Not everyone can say they have been riding their bikes in Kenya, surrounded by some of the most majestuous animals on Earth. It was surely an enriching experience both for foreigners and locals, and everyone benefited from this 3rd edition of the Migration Gravel Race.

“I think that thanks to events like this and all the projects that Team AMANI is involved in, cycling in East Africa will grow exponentially, and that would be great to see because there is a lot of potential there” – Lydia Iglesias

Evolution Gravel Race

Compared to last year, the Evolution Gravel Race changed its format and, although the course remained the same, this time riders had to tackle it with two 425-kilometer stages rather than five shorter ones. It again began at the Ngorongoro Crater and ended by the sea.

There was a mandatory 12-hour break in an organized camp in between the stages, which riders made the most of by sleeping, getting food in, and exchanging stories with other fellow participants.
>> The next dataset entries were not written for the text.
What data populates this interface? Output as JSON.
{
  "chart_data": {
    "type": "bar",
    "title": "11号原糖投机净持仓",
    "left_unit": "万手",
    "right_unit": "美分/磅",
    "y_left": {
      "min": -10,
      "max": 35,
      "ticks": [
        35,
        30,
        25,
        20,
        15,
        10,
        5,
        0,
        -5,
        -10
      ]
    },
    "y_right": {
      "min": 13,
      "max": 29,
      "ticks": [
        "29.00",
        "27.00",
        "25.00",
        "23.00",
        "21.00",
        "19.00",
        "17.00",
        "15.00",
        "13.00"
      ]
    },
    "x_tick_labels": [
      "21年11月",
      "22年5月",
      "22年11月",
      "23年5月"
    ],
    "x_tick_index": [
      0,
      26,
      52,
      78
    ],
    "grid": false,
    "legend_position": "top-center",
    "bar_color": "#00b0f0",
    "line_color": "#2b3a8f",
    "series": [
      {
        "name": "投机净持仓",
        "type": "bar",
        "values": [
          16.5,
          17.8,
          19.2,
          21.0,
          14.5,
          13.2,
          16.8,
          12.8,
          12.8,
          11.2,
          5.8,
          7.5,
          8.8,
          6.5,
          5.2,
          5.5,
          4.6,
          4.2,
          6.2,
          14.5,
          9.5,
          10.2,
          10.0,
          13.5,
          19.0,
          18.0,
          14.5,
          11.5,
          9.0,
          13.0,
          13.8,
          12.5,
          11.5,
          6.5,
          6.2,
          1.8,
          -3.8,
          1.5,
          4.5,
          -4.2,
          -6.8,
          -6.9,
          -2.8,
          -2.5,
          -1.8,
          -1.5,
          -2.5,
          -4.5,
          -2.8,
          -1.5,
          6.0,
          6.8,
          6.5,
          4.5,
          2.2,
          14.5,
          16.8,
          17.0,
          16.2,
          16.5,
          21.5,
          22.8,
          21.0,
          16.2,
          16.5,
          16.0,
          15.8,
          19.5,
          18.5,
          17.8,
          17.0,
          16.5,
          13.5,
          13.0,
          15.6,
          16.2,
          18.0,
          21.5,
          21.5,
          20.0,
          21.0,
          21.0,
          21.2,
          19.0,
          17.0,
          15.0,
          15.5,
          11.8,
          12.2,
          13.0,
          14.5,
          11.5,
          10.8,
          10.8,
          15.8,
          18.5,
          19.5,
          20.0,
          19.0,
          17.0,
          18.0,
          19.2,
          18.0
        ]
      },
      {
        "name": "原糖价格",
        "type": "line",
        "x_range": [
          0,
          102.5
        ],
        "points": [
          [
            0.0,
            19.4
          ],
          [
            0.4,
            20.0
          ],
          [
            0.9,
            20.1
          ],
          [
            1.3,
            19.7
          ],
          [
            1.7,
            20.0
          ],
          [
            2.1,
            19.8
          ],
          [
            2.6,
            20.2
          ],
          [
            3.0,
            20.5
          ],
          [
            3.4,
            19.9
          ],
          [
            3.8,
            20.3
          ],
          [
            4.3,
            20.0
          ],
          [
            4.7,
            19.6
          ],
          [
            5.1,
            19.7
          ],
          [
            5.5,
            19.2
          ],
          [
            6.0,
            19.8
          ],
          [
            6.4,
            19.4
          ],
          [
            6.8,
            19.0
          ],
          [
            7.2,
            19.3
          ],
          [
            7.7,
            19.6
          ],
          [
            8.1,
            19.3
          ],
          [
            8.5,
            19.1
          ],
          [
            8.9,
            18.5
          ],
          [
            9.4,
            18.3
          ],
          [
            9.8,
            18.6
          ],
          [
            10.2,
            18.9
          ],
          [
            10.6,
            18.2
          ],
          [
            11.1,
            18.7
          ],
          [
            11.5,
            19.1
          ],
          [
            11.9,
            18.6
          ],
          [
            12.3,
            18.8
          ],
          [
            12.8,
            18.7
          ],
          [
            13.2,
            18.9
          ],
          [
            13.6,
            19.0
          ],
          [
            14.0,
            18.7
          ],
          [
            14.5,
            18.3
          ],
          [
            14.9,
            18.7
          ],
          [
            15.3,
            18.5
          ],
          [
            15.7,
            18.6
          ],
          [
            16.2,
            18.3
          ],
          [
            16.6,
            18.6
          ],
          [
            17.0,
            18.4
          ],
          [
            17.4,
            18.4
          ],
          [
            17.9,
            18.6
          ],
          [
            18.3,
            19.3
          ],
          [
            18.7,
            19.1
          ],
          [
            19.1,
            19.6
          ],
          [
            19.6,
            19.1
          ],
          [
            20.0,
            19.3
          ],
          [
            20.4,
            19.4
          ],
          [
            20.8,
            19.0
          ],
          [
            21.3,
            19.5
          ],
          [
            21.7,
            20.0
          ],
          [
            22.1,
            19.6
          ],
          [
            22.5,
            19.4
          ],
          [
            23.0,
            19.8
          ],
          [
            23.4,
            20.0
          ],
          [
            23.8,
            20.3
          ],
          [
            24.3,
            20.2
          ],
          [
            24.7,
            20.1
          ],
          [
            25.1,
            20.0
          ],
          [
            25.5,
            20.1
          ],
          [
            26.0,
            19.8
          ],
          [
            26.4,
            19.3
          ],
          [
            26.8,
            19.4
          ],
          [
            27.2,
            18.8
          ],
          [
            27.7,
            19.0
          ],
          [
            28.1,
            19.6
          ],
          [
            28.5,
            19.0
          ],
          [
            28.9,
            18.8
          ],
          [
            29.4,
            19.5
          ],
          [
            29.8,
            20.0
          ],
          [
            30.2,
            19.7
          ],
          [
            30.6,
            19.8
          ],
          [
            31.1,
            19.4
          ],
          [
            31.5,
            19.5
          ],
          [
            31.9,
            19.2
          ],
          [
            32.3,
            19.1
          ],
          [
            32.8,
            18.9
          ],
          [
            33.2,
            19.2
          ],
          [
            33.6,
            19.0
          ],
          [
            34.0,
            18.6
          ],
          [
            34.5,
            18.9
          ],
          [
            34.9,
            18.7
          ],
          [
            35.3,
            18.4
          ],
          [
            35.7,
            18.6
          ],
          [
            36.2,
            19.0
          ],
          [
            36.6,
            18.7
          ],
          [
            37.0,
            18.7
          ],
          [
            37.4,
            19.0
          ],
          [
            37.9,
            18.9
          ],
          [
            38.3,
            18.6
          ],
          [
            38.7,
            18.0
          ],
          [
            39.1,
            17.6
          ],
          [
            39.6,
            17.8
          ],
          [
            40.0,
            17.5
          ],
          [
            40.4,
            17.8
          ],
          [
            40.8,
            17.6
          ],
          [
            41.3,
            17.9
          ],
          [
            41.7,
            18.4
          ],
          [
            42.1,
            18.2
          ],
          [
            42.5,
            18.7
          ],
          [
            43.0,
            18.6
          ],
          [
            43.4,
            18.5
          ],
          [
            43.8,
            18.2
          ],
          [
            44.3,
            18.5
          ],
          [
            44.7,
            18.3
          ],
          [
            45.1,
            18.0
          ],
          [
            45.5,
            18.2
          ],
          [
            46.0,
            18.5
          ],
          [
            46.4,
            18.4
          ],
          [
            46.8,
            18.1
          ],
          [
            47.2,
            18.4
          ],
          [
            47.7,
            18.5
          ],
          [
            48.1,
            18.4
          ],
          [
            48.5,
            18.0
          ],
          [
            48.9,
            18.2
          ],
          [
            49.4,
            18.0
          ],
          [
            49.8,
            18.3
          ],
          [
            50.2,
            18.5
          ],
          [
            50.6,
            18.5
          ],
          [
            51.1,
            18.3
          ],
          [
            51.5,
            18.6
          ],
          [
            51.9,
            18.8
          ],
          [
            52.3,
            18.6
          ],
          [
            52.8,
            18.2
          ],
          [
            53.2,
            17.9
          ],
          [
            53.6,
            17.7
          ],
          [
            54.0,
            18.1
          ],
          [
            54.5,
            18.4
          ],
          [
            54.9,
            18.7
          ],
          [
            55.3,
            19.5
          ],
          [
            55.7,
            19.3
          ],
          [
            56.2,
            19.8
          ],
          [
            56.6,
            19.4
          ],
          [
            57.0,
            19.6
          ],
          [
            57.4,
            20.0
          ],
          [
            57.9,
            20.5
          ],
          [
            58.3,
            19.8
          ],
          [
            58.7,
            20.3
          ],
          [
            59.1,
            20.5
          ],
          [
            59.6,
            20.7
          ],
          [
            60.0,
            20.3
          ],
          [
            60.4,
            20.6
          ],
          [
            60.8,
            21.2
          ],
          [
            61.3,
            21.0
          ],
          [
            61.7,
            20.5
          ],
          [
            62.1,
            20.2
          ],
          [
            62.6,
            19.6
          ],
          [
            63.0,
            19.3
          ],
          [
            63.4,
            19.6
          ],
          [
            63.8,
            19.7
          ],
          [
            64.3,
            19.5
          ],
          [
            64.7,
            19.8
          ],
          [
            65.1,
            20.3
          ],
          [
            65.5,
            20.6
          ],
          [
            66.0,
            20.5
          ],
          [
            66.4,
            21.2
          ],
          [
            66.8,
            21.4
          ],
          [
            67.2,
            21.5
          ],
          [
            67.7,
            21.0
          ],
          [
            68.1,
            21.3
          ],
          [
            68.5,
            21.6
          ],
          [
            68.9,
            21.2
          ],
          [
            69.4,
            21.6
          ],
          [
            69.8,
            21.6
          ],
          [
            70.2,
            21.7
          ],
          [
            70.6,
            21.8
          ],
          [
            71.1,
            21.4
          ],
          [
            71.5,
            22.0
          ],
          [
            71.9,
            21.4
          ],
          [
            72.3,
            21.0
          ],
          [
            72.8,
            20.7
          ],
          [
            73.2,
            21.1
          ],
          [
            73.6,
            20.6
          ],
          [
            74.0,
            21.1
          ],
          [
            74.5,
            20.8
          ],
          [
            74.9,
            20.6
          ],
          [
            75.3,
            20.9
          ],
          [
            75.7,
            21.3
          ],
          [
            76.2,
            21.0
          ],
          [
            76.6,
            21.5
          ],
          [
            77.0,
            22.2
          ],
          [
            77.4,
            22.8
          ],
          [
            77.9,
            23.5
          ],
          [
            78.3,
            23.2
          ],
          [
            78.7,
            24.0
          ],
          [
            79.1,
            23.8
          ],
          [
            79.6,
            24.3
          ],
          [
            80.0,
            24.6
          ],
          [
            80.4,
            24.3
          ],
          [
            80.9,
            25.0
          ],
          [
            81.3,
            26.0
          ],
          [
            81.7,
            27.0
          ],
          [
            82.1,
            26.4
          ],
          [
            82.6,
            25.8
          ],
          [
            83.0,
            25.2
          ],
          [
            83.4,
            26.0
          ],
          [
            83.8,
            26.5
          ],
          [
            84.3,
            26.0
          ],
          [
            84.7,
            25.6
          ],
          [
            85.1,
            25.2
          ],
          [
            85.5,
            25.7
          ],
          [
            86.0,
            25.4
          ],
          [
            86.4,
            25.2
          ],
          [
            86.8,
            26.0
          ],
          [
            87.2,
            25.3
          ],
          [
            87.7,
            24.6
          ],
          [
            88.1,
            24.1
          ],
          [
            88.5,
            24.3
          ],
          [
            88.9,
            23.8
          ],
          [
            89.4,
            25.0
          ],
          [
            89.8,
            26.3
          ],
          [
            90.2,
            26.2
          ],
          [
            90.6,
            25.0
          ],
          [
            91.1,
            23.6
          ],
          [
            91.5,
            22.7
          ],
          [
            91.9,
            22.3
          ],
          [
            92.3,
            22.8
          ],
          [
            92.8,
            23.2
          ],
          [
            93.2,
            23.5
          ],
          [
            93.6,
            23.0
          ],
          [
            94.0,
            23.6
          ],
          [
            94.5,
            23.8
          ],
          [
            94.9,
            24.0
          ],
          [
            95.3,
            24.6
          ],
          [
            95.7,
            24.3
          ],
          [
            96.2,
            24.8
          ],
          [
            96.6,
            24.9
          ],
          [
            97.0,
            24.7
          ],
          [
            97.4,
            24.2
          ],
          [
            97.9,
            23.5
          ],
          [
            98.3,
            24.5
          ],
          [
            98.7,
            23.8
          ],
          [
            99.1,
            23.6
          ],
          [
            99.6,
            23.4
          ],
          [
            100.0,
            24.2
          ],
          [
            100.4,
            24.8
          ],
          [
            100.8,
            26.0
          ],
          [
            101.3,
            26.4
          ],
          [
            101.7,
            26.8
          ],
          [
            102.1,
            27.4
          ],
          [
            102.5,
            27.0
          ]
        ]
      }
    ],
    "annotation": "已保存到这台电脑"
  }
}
This break started for each rider as soon as they reached the camp, no matter what time of the day, so for some it was night time while others had to stop during the day and resume their ultra attempt in the dark. After the break, it was a flat-out race to the sea.
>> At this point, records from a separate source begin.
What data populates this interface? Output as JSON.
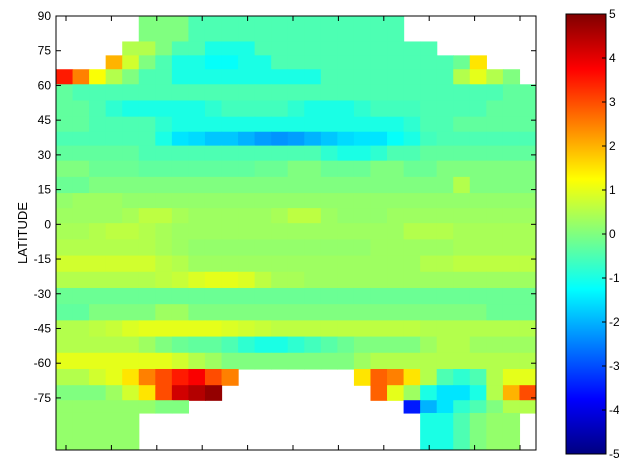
{
  "chart_data": {
    "type": "heatmap",
    "title": "",
    "xlabel": "",
    "ylabel": "LATITUDE",
    "ylim": [
      -90,
      90
    ],
    "y_ticks": [
      "90",
      "75",
      "60",
      "45",
      "30",
      "15",
      "0",
      "-15",
      "-30",
      "-45",
      "-60",
      "-75"
    ],
    "x_tick_count": 11,
    "colorbar": {
      "colormap": "jet",
      "range": [
        -5,
        5
      ],
      "tick_labels": [
        "5",
        "4",
        "3",
        "2",
        "1",
        "0",
        "-1",
        "-2",
        "-3",
        "-4",
        "-5"
      ]
    },
    "latitude_rows": [
      {
        "lat": 82,
        "values": [
          null,
          null,
          null,
          null,
          null,
          0,
          0,
          0,
          -0.5,
          -0.5,
          -0.5,
          -0.5,
          -0.5,
          -0.5,
          -0.5,
          -0.5,
          -0.5,
          -0.5,
          -0.5,
          -0.5,
          -0.5,
          null,
          null,
          null,
          null,
          null,
          null,
          null,
          null
        ]
      },
      {
        "lat": 76,
        "values": [
          null,
          null,
          null,
          null,
          0.5,
          0.5,
          0,
          -0.5,
          -0.5,
          -1,
          -1,
          -1,
          -0.5,
          -0.5,
          -0.5,
          -0.5,
          -0.5,
          -0.5,
          -0.5,
          -0.5,
          -0.5,
          -0.5,
          -0.5,
          null,
          null,
          null,
          null,
          null,
          null
        ]
      },
      {
        "lat": 70,
        "values": [
          null,
          null,
          null,
          2,
          0.8,
          0,
          -0.5,
          -1,
          -1,
          -1.2,
          -1.2,
          -1,
          -1,
          -0.5,
          -0.5,
          -0.5,
          -0.5,
          -0.5,
          -0.5,
          -0.5,
          -0.5,
          -0.5,
          -0.5,
          -0.5,
          -0.2,
          1.5,
          null,
          null,
          null
        ]
      },
      {
        "lat": 64,
        "values": [
          3.5,
          2.5,
          1.2,
          0.5,
          0,
          -0.5,
          -0.5,
          -1,
          -1,
          -1,
          -1,
          -1,
          -1,
          -1,
          -1,
          -1,
          -0.5,
          -0.5,
          -0.5,
          -0.5,
          -0.5,
          -0.5,
          -0.5,
          -0.5,
          0.5,
          1,
          0.5,
          0,
          null
        ]
      },
      {
        "lat": 57,
        "values": [
          -0.3,
          -0.5,
          -0.5,
          -0.5,
          -0.5,
          -0.5,
          -0.5,
          -0.5,
          -0.5,
          -0.5,
          -0.5,
          -0.5,
          -0.5,
          -0.5,
          -0.5,
          -0.5,
          -0.5,
          -0.5,
          -0.5,
          -0.5,
          -0.5,
          -0.5,
          -0.5,
          -0.5,
          -0.5,
          -0.5,
          -0.5,
          -0.3,
          -0.3
        ]
      },
      {
        "lat": 50,
        "values": [
          -0.3,
          -0.3,
          -0.5,
          -0.8,
          -1,
          -1,
          -1,
          -1,
          -1,
          -0.8,
          -0.6,
          -0.6,
          -0.6,
          -0.6,
          -0.8,
          -1,
          -1,
          -1,
          -0.8,
          -0.6,
          -0.6,
          -0.6,
          -0.5,
          -0.5,
          -0.5,
          -0.5,
          -0.3,
          -0.3,
          -0.3
        ]
      },
      {
        "lat": 43,
        "values": [
          -0.3,
          -0.3,
          -0.5,
          -0.5,
          -0.5,
          -0.5,
          -0.8,
          -1,
          -1,
          -1,
          -1,
          -1,
          -1,
          -1,
          -1,
          -1,
          -1,
          -1,
          -1,
          -1,
          -1,
          -0.8,
          -0.5,
          -0.5,
          -0.3,
          -0.3,
          -0.3,
          -0.3,
          -0.3
        ]
      },
      {
        "lat": 37,
        "values": [
          -0.5,
          -0.5,
          -0.5,
          -0.5,
          -0.5,
          -0.5,
          -1,
          -1.5,
          -1.6,
          -1.8,
          -1.8,
          -2,
          -2.2,
          -2.3,
          -2.2,
          -2,
          -1.8,
          -1.6,
          -1.5,
          -1.5,
          -1.2,
          -1,
          -0.6,
          -0.5,
          -0.5,
          -0.5,
          -0.5,
          -0.5,
          -0.5
        ]
      },
      {
        "lat": 31,
        "values": [
          -0.3,
          -0.3,
          -0.3,
          -0.3,
          -0.3,
          -0.5,
          -0.5,
          -0.5,
          -0.5,
          -0.5,
          -0.5,
          -0.5,
          -0.5,
          -0.5,
          -0.5,
          -0.5,
          -0.8,
          -1,
          -1,
          -0.8,
          -0.5,
          -0.5,
          -0.3,
          -0.3,
          -0.3,
          -0.3,
          -0.3,
          -0.3,
          -0.3
        ]
      },
      {
        "lat": 24,
        "values": [
          0,
          0,
          -0.2,
          -0.2,
          -0.2,
          -0.3,
          -0.3,
          -0.3,
          -0.3,
          -0.3,
          -0.3,
          -0.3,
          -0.2,
          -0.2,
          0,
          0,
          -0.2,
          -0.2,
          -0.2,
          0,
          0,
          -0.2,
          -0.2,
          0,
          0,
          0,
          0,
          0,
          0
        ]
      },
      {
        "lat": 17,
        "values": [
          -0.2,
          -0.2,
          0,
          0,
          0,
          0,
          0,
          0,
          0,
          0,
          0,
          0,
          0,
          0,
          0,
          0,
          0,
          0,
          0,
          0,
          0,
          0,
          0,
          0,
          0.5,
          0,
          0,
          0,
          0
        ]
      },
      {
        "lat": 10,
        "values": [
          0.2,
          0.3,
          0.3,
          0.3,
          0.2,
          0.2,
          0.2,
          0.2,
          0.2,
          0.2,
          0.2,
          0.2,
          0.2,
          0.2,
          0.2,
          0.2,
          0.2,
          0.2,
          0.2,
          0.2,
          0.2,
          0.2,
          0.2,
          0.2,
          0.2,
          0.2,
          0.2,
          0.2,
          0.2
        ]
      },
      {
        "lat": 4,
        "values": [
          0.3,
          0.3,
          0.3,
          0.3,
          0.4,
          0.6,
          0.6,
          0.4,
          0.3,
          0.3,
          0.3,
          0.3,
          0.3,
          0.4,
          0.6,
          0.6,
          0.3,
          0.2,
          0.2,
          0.2,
          0.3,
          0.3,
          0.3,
          0.3,
          0.3,
          0.3,
          0.3,
          0.3,
          0.3
        ]
      },
      {
        "lat": -3,
        "values": [
          0.4,
          0.4,
          0.5,
          0.6,
          0.6,
          0.5,
          0.4,
          0.3,
          0.3,
          0.3,
          0.3,
          0.3,
          0.3,
          0.3,
          0.3,
          0.3,
          0.3,
          0.3,
          0.3,
          0.3,
          0.3,
          0.5,
          0.5,
          0.5,
          0.4,
          0.4,
          0.4,
          0.4,
          0.4
        ]
      },
      {
        "lat": -10,
        "values": [
          0.5,
          0.5,
          0.5,
          0.5,
          0.5,
          0.5,
          0.4,
          0.3,
          0.2,
          0.2,
          0.2,
          0.2,
          0.2,
          0.2,
          0.2,
          0.2,
          0.2,
          0.2,
          0.2,
          0.3,
          0.3,
          0.3,
          0.3,
          0.3,
          0.4,
          0.4,
          0.4,
          0.4,
          0.4
        ]
      },
      {
        "lat": -17,
        "values": [
          0.8,
          0.8,
          0.8,
          0.8,
          0.8,
          0.8,
          0.6,
          0.5,
          0.3,
          0.3,
          0.3,
          0.3,
          0.3,
          0.3,
          0.3,
          0.3,
          0.3,
          0.3,
          0.3,
          0.3,
          0.3,
          0.3,
          0.5,
          0.5,
          0.6,
          0.6,
          0.6,
          0.6,
          0.6
        ]
      },
      {
        "lat": -24,
        "values": [
          0.5,
          0.5,
          0.5,
          0.5,
          0.5,
          0.5,
          0.6,
          0.7,
          0.9,
          1,
          1,
          0.9,
          0.6,
          0.4,
          0.4,
          0.3,
          0.3,
          0.3,
          0.3,
          0.3,
          0.3,
          0.3,
          0.3,
          0.3,
          0.3,
          0.3,
          0.3,
          0.3,
          0.3
        ]
      },
      {
        "lat": -31,
        "values": [
          -0.2,
          -0.2,
          -0.2,
          -0.2,
          -0.2,
          -0.2,
          -0.2,
          -0.2,
          -0.2,
          -0.2,
          -0.2,
          -0.2,
          -0.2,
          -0.2,
          -0.2,
          -0.2,
          -0.2,
          -0.2,
          -0.2,
          -0.2,
          -0.2,
          -0.2,
          -0.2,
          -0.2,
          -0.2,
          -0.2,
          -0.2,
          -0.2,
          -0.2
        ]
      },
      {
        "lat": -38,
        "values": [
          -0.3,
          -0.3,
          0,
          0,
          0,
          0,
          0.3,
          0.3,
          0,
          0,
          0,
          0,
          0,
          0,
          0,
          0,
          0,
          0,
          0,
          0,
          0,
          0,
          0,
          0,
          0,
          0,
          -0.2,
          -0.2,
          -0.2
        ]
      },
      {
        "lat": -45,
        "values": [
          0.5,
          0.5,
          0.6,
          0.7,
          0.9,
          1,
          1,
          1,
          1,
          1,
          0.9,
          0.8,
          0.7,
          0.6,
          0.6,
          0.6,
          0.6,
          0.6,
          0.6,
          0.6,
          0.6,
          0.6,
          0.5,
          0.5,
          0.5,
          0.5,
          0.5,
          0.5,
          0.5
        ]
      },
      {
        "lat": -52,
        "values": [
          0.5,
          0.5,
          0.5,
          0.5,
          0.5,
          0.3,
          0,
          -0.2,
          -0.3,
          -0.3,
          -0.5,
          -0.8,
          -1,
          -1,
          -0.8,
          -0.6,
          -0.4,
          -0.2,
          0,
          0,
          0,
          0,
          0.3,
          0.5,
          0.5,
          0.3,
          0.3,
          0.3,
          0.3
        ]
      },
      {
        "lat": -59,
        "values": [
          1,
          1,
          1,
          1,
          1,
          1,
          1,
          0.8,
          0.5,
          0.3,
          0,
          0,
          0,
          0,
          0,
          0,
          0,
          0,
          0.3,
          0.5,
          0.5,
          0.5,
          0.5,
          0.5,
          0.5,
          0.5,
          0.5,
          0.5,
          0.5
        ]
      },
      {
        "lat": -66,
        "values": [
          0.5,
          0.5,
          0.8,
          1,
          1.5,
          2.5,
          3,
          3.5,
          3.8,
          3,
          2.5,
          null,
          null,
          null,
          null,
          null,
          null,
          null,
          1.5,
          2.8,
          2.5,
          1.5,
          0.5,
          -0.5,
          -0.8,
          -0.5,
          0.5,
          1,
          1
        ]
      },
      {
        "lat": -73,
        "values": [
          0,
          0,
          0,
          0.3,
          0.8,
          1.5,
          3,
          4.2,
          4.5,
          4.8,
          null,
          null,
          null,
          null,
          null,
          null,
          null,
          null,
          null,
          2.8,
          1,
          0.3,
          -1,
          -1.5,
          -1.5,
          -1,
          0.5,
          2,
          3
        ]
      },
      {
        "lat": -79,
        "values": [
          0.2,
          0.2,
          0.2,
          0.2,
          0.2,
          0.2,
          0,
          0,
          null,
          null,
          null,
          null,
          null,
          null,
          null,
          null,
          null,
          null,
          null,
          null,
          null,
          -3.5,
          -2,
          -1.5,
          -0.8,
          -0.5,
          0,
          0.5,
          0.5
        ]
      },
      {
        "lat": -84,
        "values": [
          0.2,
          0.2,
          0.2,
          0.2,
          0.2,
          null,
          null,
          null,
          null,
          null,
          null,
          null,
          null,
          null,
          null,
          null,
          null,
          null,
          null,
          null,
          null,
          null,
          -1,
          -1,
          -0.5,
          0,
          0.2,
          0.2,
          null
        ]
      }
    ]
  }
}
We consider this format allows participants to enjoy the whole route to the fullest even if in essence it is still an ultra-distance race. If riders already suffer dangerous hallucinations while riding through the most civilized countries in Europe, sleep deprivation could have been very dangerous here because one needs to stay fully alert in a remote place like Tanzania.

Lachlan Morton won the Evolution Gravel Race and he honored his late friend Sule Kangangi, who claimed the first spot in the previous edition. Lachlan completed the 850 km in a riding time of 34 hours and 48 minutes.

Upcoming gravel hub

Some people were aware of the potential of gravel cycling in East Africa since the news about the first edition of the Migration Gravel Race, and many others got on the hype train after seeing friends race there. We are not expecting any mass participation events taking place in the area in the near future, but with the current format of Safari Gravel, Migration Gravel Race and Evolution Gravel Race, riders have different chances to get a taste of what cycling in East Africa is about.

Alternatively, any cycling enthusiast will soon be able to use the facilities of the AMANI house, which is currently being built in Iten. The running mecca is becoming an off-road cycling hotbed too, and the know-how of locals and others involved in the projects in the area will make sure that this steady growth continues.